Both of May’s big events were marked by corny rituals, ridiculous costumes and celebrating a country’s figurehead, with the hype cranked up high. While the Eurovision Song Contest comes around every year, there’s a longer gap between coronations. Over the seven decades since the last one, the reach of the media has grown in ways which those who huddled round a small black-and-white screen in 1953 could scarcely have imagined. Then, as now, the TV coverage of the coronation shows us that its pomp and pageantry is a world away from the difficulties endured by the vast majority. Whether the coronation is seen as an affront or a temporary escape from rising prices and struggling public services depends on our individual point of view.
The point of view pushed by the mainstream media was that Charles’ crowning should bolster a sense of pride not just in the monarchy but in the country’s ability to ‘put on a do’ when so much else isn’t running well. The latter also applies to Eurovision, and another similarity between the two events was the central role of the BBC. The corporation had the monopoly over footage filmed in Westminster Abbey during the coronation ceremony, with an agreement that they would be paid royalties (as it were) by other broadcasters using it. As reported by the Guardian on 5 May, this arrangement was made murkier by the coverage being produced by BBC Studios, a for-profit arm of the corporation, with ultimate say over what could be shown decreed by the royal household. On the day, this was communicated to broadcasters every five minutes, with some parts of the ritual vetoed beforehand, such as Charles being greased up with ‘holy oil’. The National Union of Journalists, in particular, was concerned ‘that a public event, paid for by the people and televised for them to be able to pay their respects should be censored in even a small way’. The BBC’s coverage wouldn’t have been much different without these restrictions, though, as it was overseen by Clare Popplewell, whose favour with The Firm was shown by her being appointed as a commander of the Royal Victorian Order following her work on televising 2022’s platinum jubilee.

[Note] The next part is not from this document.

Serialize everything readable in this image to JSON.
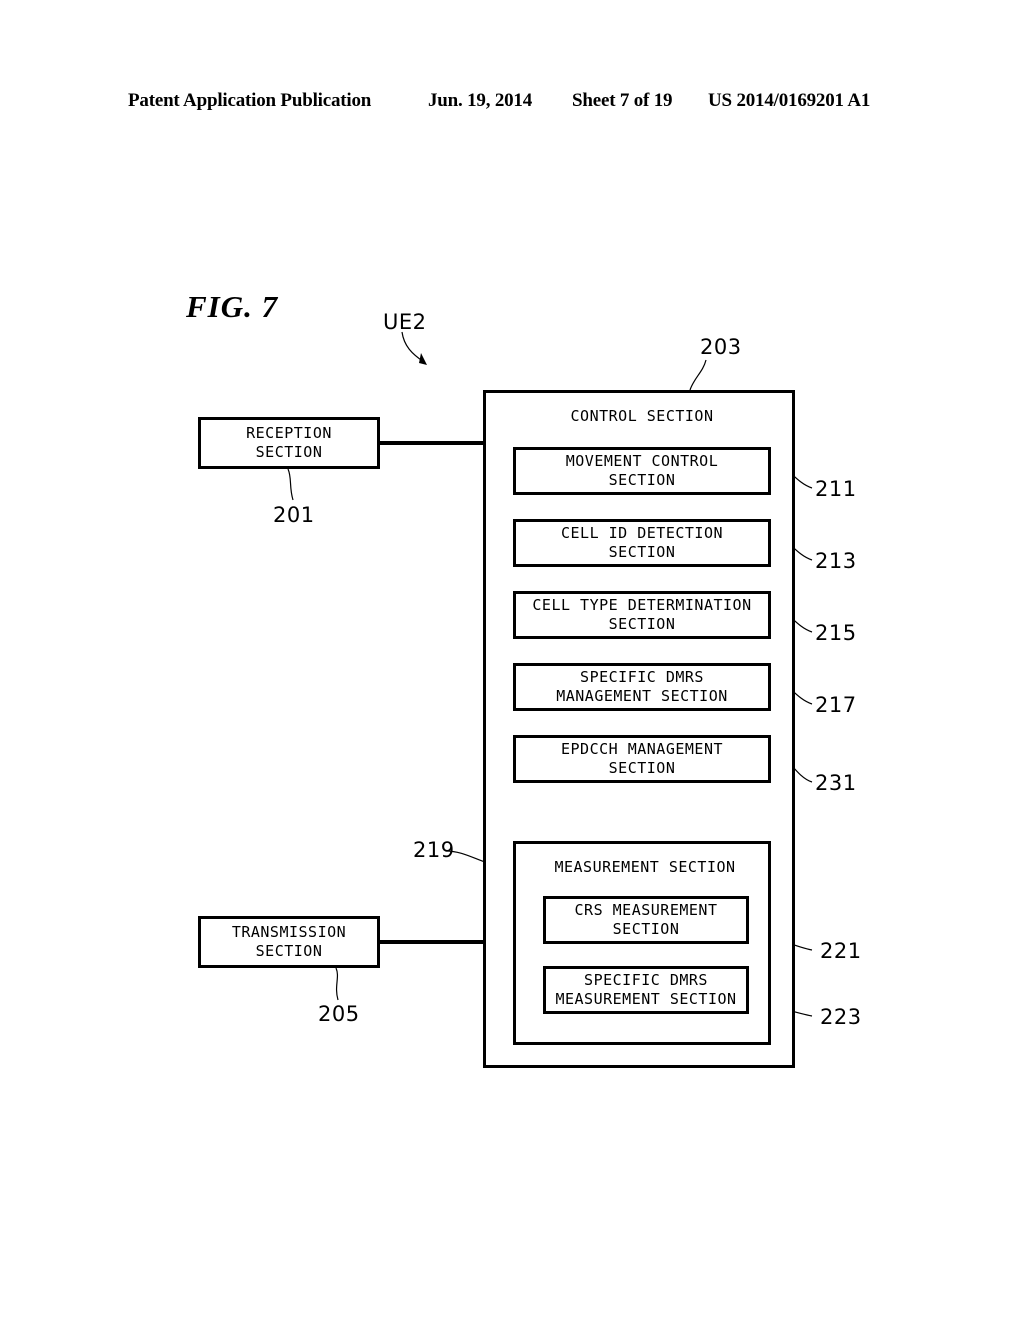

This explains why the BBC gave only the briefest mentions of the anti-royalist protests, whereas Sky News, for example, gave them more airtime in its own reports. Otherwise, Sky News’ commentary aimed for the stateliness of the BBC’s, throwing in predictably bland phrases such as that Charles is ‘fulfilling his destiny’ and that the ceremony is ‘both ancient and modern’. Anyone tuning in to GB News would have had Nigel Farage and David Starkey for company, lapping up all the tradition. Later, on his Tonight programme, Mark Dolan hosted a ‘coronation party’ for a panel of pundits wide-eyed with enthusiasm for the royals. He talked about the spectacle in sycophantic superlatives, while against protester ‘numpties’ he said that ‘our day’ was an advert for ‘modern Britain’, adding that if the republicans win we would only get a faceless public servant as a figurehead, such as ‘president Gary Lineker’. GB News’ coverage had levels of tackiness you at least wouldn’t get on the BBC.

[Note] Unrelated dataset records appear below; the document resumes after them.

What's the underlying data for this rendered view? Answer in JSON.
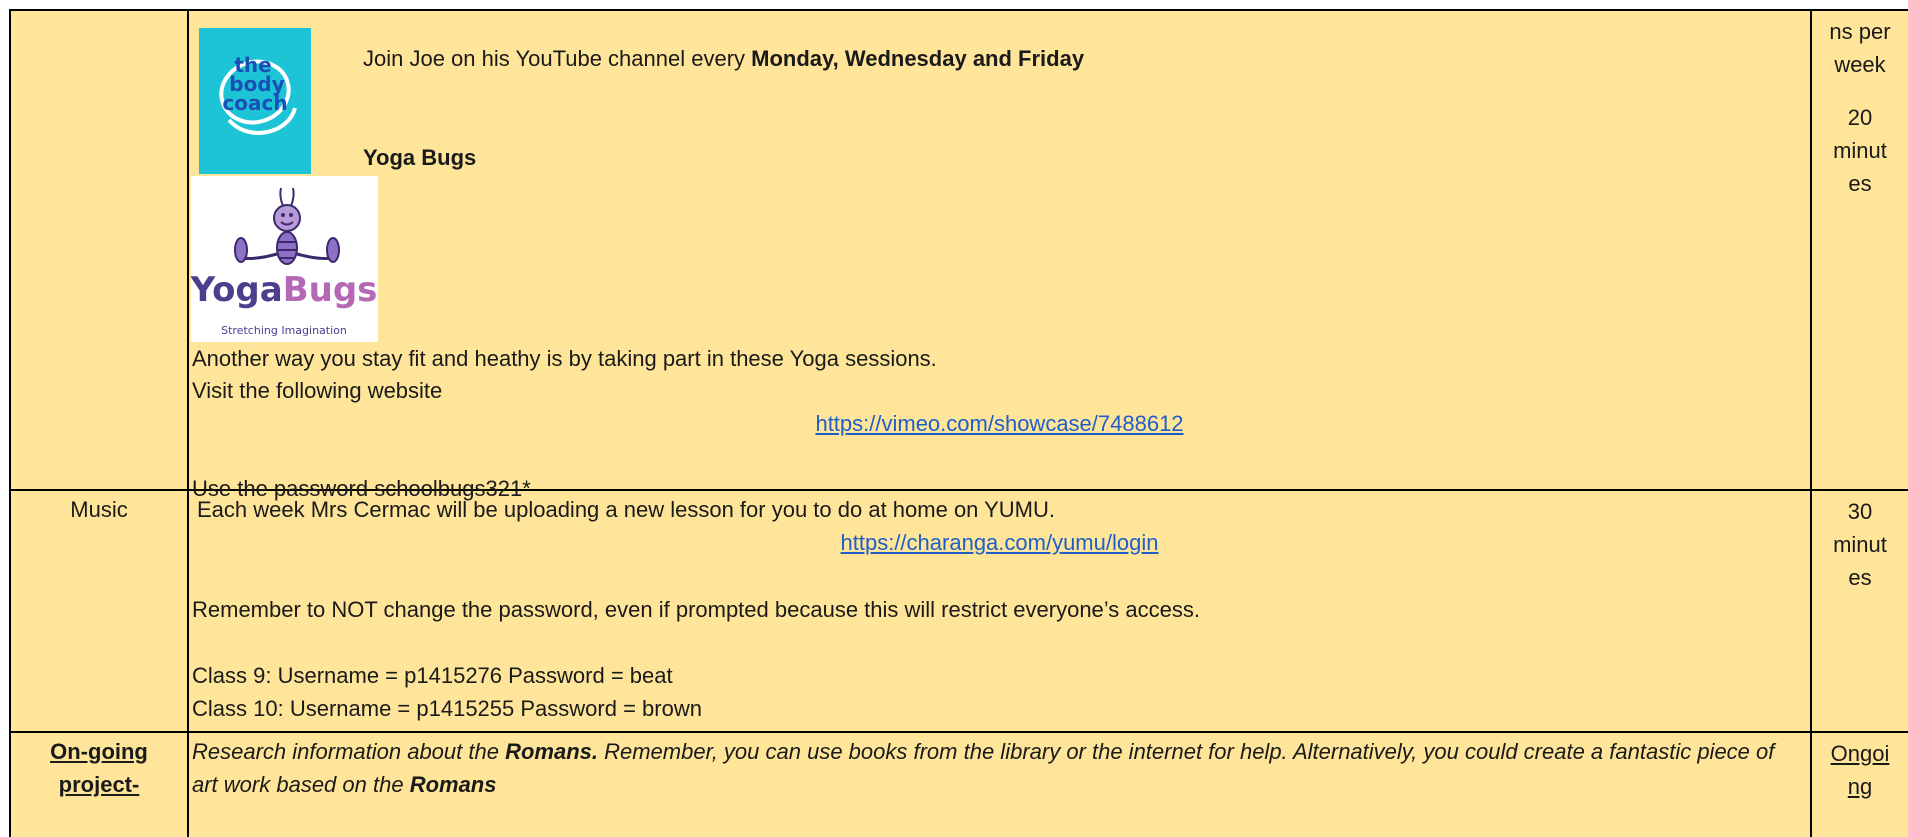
{
  "row_pe": {
    "minutes_top": [
      "ns per",
      "week"
    ],
    "minutes_bottom": [
      "20",
      "minut",
      "es"
    ],
    "bodycoach_logo_text": "the body coach",
    "bodycoach_line_prefix": "Join Joe on his YouTube channel every ",
    "bodycoach_line_days": "Monday, Wednesday and Friday",
    "yoga_heading": "Yoga Bugs",
    "yogabugs_logo_text": "YogaBugs",
    "yogabugs_logo_tagline": "Stretching Imagination",
    "yoga_para1": "Another way you stay fit and heathy is by taking part in these Yoga sessions.",
    "yoga_para2": "Visit the following website",
    "yoga_link": "https://vimeo.com/showcase/7488612",
    "yoga_password": "Use the password schoolbugs321*"
  },
  "row_music": {
    "subject": "Music",
    "minutes": [
      "30",
      "minut",
      "es"
    ],
    "intro": "Each week Mrs Cermac will be uploading a new lesson for you to do at home on YUMU.",
    "link": "https://charanga.com/yumu/login",
    "warning": "Remember to NOT change the password, even if prompted because this will restrict everyone’s access.",
    "class9": "Class 9: Username = p1415276 Password = beat",
    "class10": "Class 10: Username = p1415255 Password = brown"
  },
  "row_project": {
    "subject_line1": "On-going",
    "subject_line2": "project-",
    "minutes_line1": "Ongoi",
    "minutes_line2": "ng",
    "text_a": "Research information about the ",
    "text_b": "Romans.",
    "text_c": " Remember, you can use books from the library or the internet for help. Alternatively, you could create a fantastic piece of art work based on the ",
    "text_d": "Romans"
  },
  "colors": {
    "cell_background": "#ffe599",
    "border": "#000000",
    "link": "#1f5fc7",
    "bodycoach_bg": "#1cc4d6",
    "bodycoach_text": "#1a4fb5"
  }
}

Channel 4’s coverage was less reverent, with a package of programmes on its website including documentaries reminding us about Diana’s death and Prince Andrew’s incriminating interview with Emily Maitlis, the latter to be the subject of an upcoming drama from Netflix. Sitcom The Windsors’ coronation special saw the event relocated on the cheap to Slough’s Holiday Lodge Express and Charles abdicating. For all its cheekiness, The Windsors ended up with the family reconciled on the Buckingham Palace balcony and the crowd below rejecting a ‘fiscally responsible, slimmed down monarchy to suit these straitened times’ for one that’s ‘full on’. Like all Channel 4’s output, it wasn’t as radical as it would have us believe.
ITV’s coverage has the honour of the most complained about programme of the year so far, following actor Adjoa Andoh saying ‘there is a bit of me that has gone from the rich diversity of the Abbey to the terribly white balcony’. She was perhaps forgetting that in the real world, the nobility isn’t going to be as diverse as that imagined in her show Bridgerton.
A short piece broadcast on Al Jazeera pointed out that jewels used in the ceremonial trinkets brought out for the coronation are a product of the state’s colonial background, including the slave trade. ‘Their king is a symbol of our bitter past which unfortunately translates into our very difficult present’, according to Everisto Benyera of the University of South Africa. Otherwise, the commentary on Al Jazeera was drier and less involved, with historian Linda Porter saying that while the pageantry is something people ‘can be pleased with’, it may not have a wide impact on ‘national pride’. There’s a contradiction in trying to make people feel part of an institution which is outside them. This applies not just to the British monarchy, but to any monarchy, including that of Qatar, whose state funds Al Jazeera.
The various broadcasters’ coronation coverage differed in tone according to their niche in the market, although they still relied on the ‘money shot’ footage from inside Westminster Abbey controlled and sold by the royals and the BBC. For all the mainstream media’s efforts to present the coronation as something for everyone to rally around, within a day there were calls from leaders of commonwealth countries in the Caribbean to ditch the monarchy, and complaints that the police were too keen to use their new powers to arrest protesters. The coronation has exposed tensions in society as much as its glossy spectacle has been a distraction.